The question now is whether the condition is given to the Crown by the statute.
I contend it is not. Because it ought to be performed in person and not by attorney, for there ought to be a declaration of the intention with which the ring, etc., is tendered. Notwithstanding the attainder, Gulielm Shelley may perform the condition; but he cannot make an attorney to perform it in his name, as in the case of the Templars and their tenure in frankalmoign. As to the objection made, that, if such assurances in which none may perform the consideration except the party were permitted, there would be a great defect in the law; for in an attainder for treason, the King should not have the land, but it would go to the heir: *I answer that, according to law, no condition can be performed except by proviso, as on a feoffment or condition that if he tenders a sum of money, etc., afterwards the feoffor is attained, the King shall not have the condition by the common law: then there is no mischief in the common law, which was careful that such condition should not be forfeited. Here is a tender of something of value, and to make it Gulielm Shelley is to do a special act, viz., a declaration, etc. Littleton says that attornment is by express signification or implied means; yet a man shall not lawfully make attornment by attorney. In 32 H., 6, 22, one was admitted to attorn by attorney; but this was in the case of a rent charge, where no corporal service is due. But in a quid juris clamat, after plea pleaded, the defendant may make an attorney when the judgment is not to be that the defendant attorn, as if tenant for life claims a fee simple; but it is otherwise when there is to be judgment that the defendant attorn. For in aquod juris clamat et per quae servitia, the defendant shall do corporal service, viz., fealty and homage. Dyer, 136. So if the attornment which is only an assent cannot be done by attorney, ergo the tender here, etc., and to do a corporal act Scil. to declare, etc., Gulielm Shelley ought to do this in the time limited, etc. If the declaration had limited a special posture, as fitting or standing, he ought so to have
done it. So if I command one to make a deed of feoffment in Latin, according to such a copy, and he does it in the same words, but in French or English, he has not performed his authority. Gulielm Shelley may do such a corporal thing, notwithstanding the attainder, and then the Queen may have the benefit of the condition.

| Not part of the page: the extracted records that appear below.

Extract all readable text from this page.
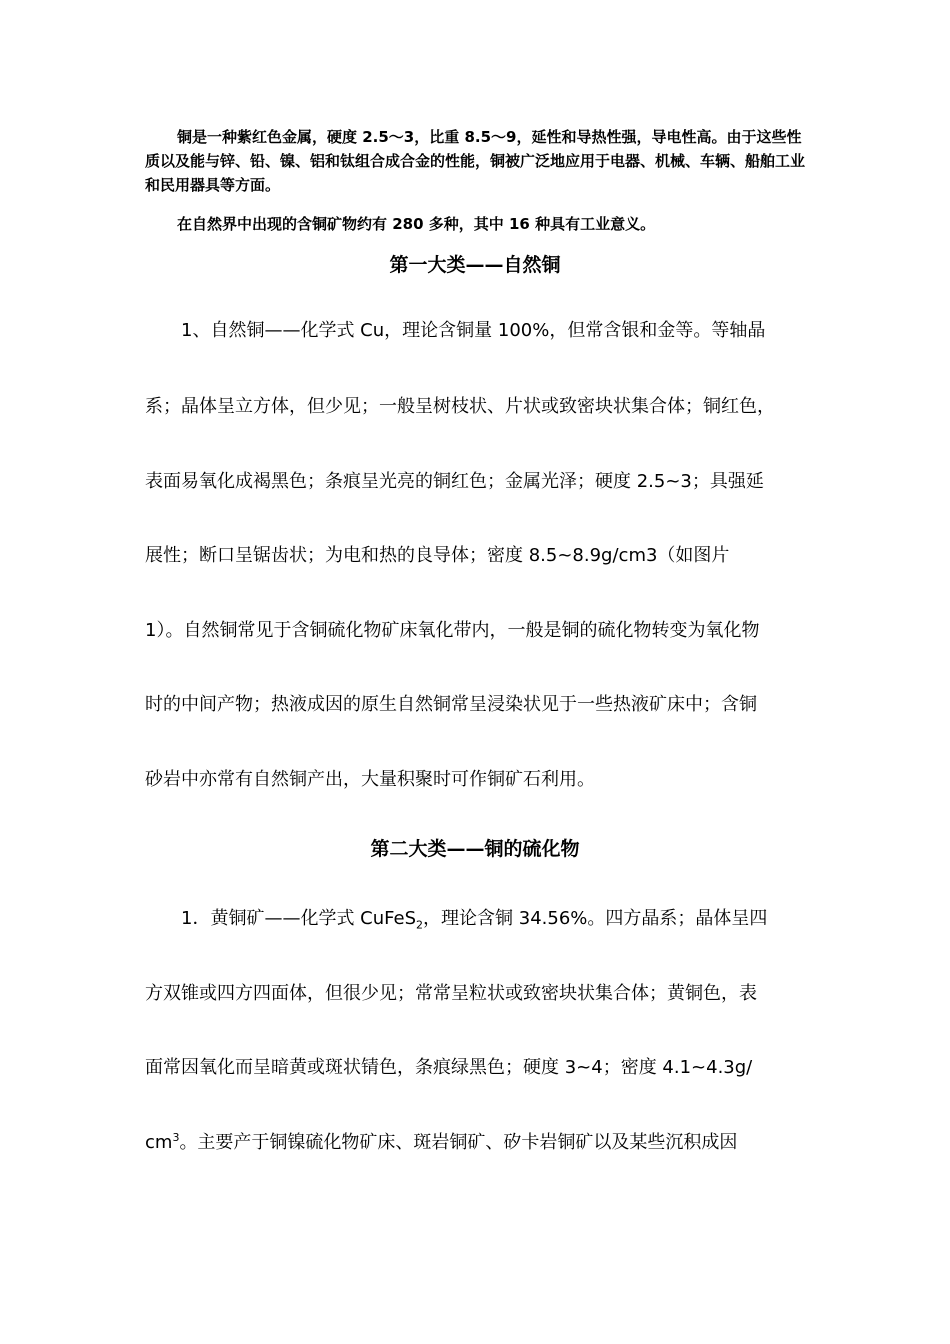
铜是一种紫红色金属，硬度 2.5～3，比重 8.5～9，延性和导热性强，导电性高。由于这些性质以及能与锌、铅、镍、铝和钛组合成合金的性能，铜被广泛地应用于电器、机械、车辆、船舶工业和民用器具等方面。
在自然界中出现的含铜矿物约有 280 多种，其中 16 种具有工业意义。
第一大类——自然铜
1、自然铜——化学式 Cu，理论含铜量 100%，但常含银和金等。等轴晶
系；晶体呈立方体，但少见；一般呈树枝状、片状或致密块状集合体；铜红色，
表面易氧化成褐黑色；条痕呈光亮的铜红色；金属光泽；硬度 2.5~3；具强延
展性；断口呈锯齿状；为电和热的良导体；密度 8.5~8.9g/cm3（如图片
1）。自然铜常见于含铜硫化物矿床氧化带内，一般是铜的硫化物转变为氧化物
时的中间产物；热液成因的原生自然铜常呈浸染状见于一些热液矿床中；含铜
砂岩中亦常有自然铜产出，大量积聚时可作铜矿石利用。
第二大类——铜的硫化物
1．黄铜矿——化学式 CuFeS$_2$，理论含铜 34.56%。四方晶系；晶体呈四
方双锥或四方四面体，但很少见；常常呈粒状或致密块状集合体；黄铜色，表
面常因氧化而呈暗黄或斑状锖色，条痕绿黑色；硬度 3~4；密度 4.1~4.3g/
$cm^3$。主要产于铜镍硫化物矿床、斑岩铜矿、矽卡岩铜矿以及某些沉积成因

There are two parts in the condition, viz., a natural part; and this an attainted person may do; but he cannot have the consequence of the performance of the condition. I do not see how this case differs from that of the Duke of Norfolk. There the proviso was, if he makes a revocation in writing of his own hand, and it was resolved that the Queen should not have the condition. In this case there ought to be a declaration by Gulielm Shelley, as was adjudged in the Common Bench in a Montrans de droit, etc.
The second question is, whether the condition is well performed. The sum at the end of the sentence shows that 12d. shall be the smallest value of the ring. The third particular refers to the *two antecedents. Lessee for life, remainder for life, remainder to the lessor, at 20s. rent; it is a rent reserved to the lessee for life and remainder for life; but if he makes a lease for life, without impeachment of waste, remainder for life, this remainderman shall not have the privilege. Dyer, 347. There the time refers to both the things before recited. Here in the certificate, nothing is said about the price, and it is not certain in law, for it does not appear that the tender was well made. Another question is on the performance of the condition, whether there be such a certificate of record, whereby it may appear judicially that the condition is well performed. There ought to be a record of the performance, otherwise the Queen will have no title to the land. Englefield's case, 7 Rep. When the condition is a matter of fact, and the performance in pais, to entitle the Queen, there ought to be an inquisition of record, and it ought to be certified; whereupon the party may have a traverse. The fine in the present case was of record, but in it no condition appears; and the indenture, although it is recorded, yet is no record. There the performance of the condition being a matter of pais and the indenture a matter of fact, if there be no particular record whereby it may appear that the condition is performed, the Queen has no title. It is not certified that the tender was made to any of the parties to the covenant or the heirs of any of them, but to the son and heir of one of them. If the tender was made in this manner, it was not done according to the proviso. For the eldest son is son andheir apparent during the life of the father, and it is not certified that the father was dead. P. 35, Eliz. rot., 242, C. B. Audley brought debt against Newdigate, son and heir apparent to Newdigate, and he counted on an obligation by R. Newdigate, the father, and on rien per discent pleaded, there was judgment pro quaer. But on
a writ of error, the judgment was reversed, because by such an appellation it is intended that the father is alive.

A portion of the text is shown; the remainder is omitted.